The man’s gaze returned to Enzo’s case. “Meaning behind glass. Meaning under seal. Meaning safe from people who can’t keep their hands from destroying what they don’t understand.”
Enzo felt the insult as an itch under his skin. He wanted to punch the man just for the audacity, but he didn’t. He needed control more than he needed violence. Violence would get them killed or split. Violence would pull Valentina toward her own worst impulses.
He forced his voice calm. “If you’re so confident, you’ll show us the original routing authorization chain-of-custody.”
The man’s smile finally arrived, thin and cold. “You don’t get to negotiate.”
Valentina stepped forward, and her heels clicked like punctuation. “Actually, I do.”

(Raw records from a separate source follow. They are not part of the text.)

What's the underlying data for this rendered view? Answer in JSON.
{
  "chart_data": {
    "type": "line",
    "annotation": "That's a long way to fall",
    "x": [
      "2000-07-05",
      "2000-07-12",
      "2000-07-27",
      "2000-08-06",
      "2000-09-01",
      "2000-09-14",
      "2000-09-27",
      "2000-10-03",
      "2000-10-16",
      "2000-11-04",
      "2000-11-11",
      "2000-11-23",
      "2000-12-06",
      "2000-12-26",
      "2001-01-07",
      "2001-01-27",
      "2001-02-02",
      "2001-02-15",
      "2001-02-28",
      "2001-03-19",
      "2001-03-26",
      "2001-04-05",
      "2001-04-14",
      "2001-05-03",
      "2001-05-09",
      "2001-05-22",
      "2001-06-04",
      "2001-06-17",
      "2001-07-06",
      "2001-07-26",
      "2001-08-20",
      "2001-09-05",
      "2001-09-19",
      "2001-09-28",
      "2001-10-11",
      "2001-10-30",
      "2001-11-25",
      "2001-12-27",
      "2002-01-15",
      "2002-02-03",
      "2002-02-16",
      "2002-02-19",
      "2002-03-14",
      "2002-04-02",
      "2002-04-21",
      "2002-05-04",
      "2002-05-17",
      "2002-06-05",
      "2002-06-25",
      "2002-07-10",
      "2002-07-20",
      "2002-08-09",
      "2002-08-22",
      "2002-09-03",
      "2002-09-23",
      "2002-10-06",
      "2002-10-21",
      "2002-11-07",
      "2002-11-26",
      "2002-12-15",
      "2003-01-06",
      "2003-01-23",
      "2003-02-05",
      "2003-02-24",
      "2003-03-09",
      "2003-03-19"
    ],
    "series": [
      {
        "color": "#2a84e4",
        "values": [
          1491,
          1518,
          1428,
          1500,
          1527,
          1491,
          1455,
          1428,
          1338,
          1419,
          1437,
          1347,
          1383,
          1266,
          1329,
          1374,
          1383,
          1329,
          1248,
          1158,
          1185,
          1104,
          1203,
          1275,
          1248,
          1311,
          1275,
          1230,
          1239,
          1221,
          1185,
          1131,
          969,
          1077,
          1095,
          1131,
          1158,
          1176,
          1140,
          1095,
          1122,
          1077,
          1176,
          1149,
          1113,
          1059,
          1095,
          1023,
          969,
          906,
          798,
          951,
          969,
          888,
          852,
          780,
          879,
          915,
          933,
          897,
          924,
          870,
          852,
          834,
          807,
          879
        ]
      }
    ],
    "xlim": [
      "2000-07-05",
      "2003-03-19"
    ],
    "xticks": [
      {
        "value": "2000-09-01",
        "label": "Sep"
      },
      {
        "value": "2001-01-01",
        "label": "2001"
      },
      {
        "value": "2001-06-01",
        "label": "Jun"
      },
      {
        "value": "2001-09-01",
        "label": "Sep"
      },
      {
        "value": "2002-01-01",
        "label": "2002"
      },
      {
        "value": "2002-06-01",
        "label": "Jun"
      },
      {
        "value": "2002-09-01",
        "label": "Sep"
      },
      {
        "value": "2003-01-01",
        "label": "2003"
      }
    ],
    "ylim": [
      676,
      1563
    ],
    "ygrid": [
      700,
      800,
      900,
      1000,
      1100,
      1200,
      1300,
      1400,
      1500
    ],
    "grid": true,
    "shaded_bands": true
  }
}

Enzo’s hand slid to her elbow, a subtle check - permission rather than restraint. He didn’t stop her. He simply anchored her to him for one second, letting her feel the presence of his bodyguard instincts without taking away her autonomy.
She didn’t look at his hand. She looked at the man. “If you’re truly authorized, you’ll provide the chain-of-custody binder that proves you’re the one who can touch the documents. Not a piece of paper.”
The man’s gaze shifted - micro, almost invisible. He hesitated.
That hesitation told Enzo everything: the authorization wasn’t the real key. It was a decoy, a way to force them into a handoff while someone else worked behind the scenes. The place itself was the trap. The corridor was the funnel.
Valentina’s shoulders rose with a controlled breath. She was furious, but she wasn’t panicking. That was her strength - and also her danger. She could turn righteous anger into a weapon, and weapons could cut the wrong thing.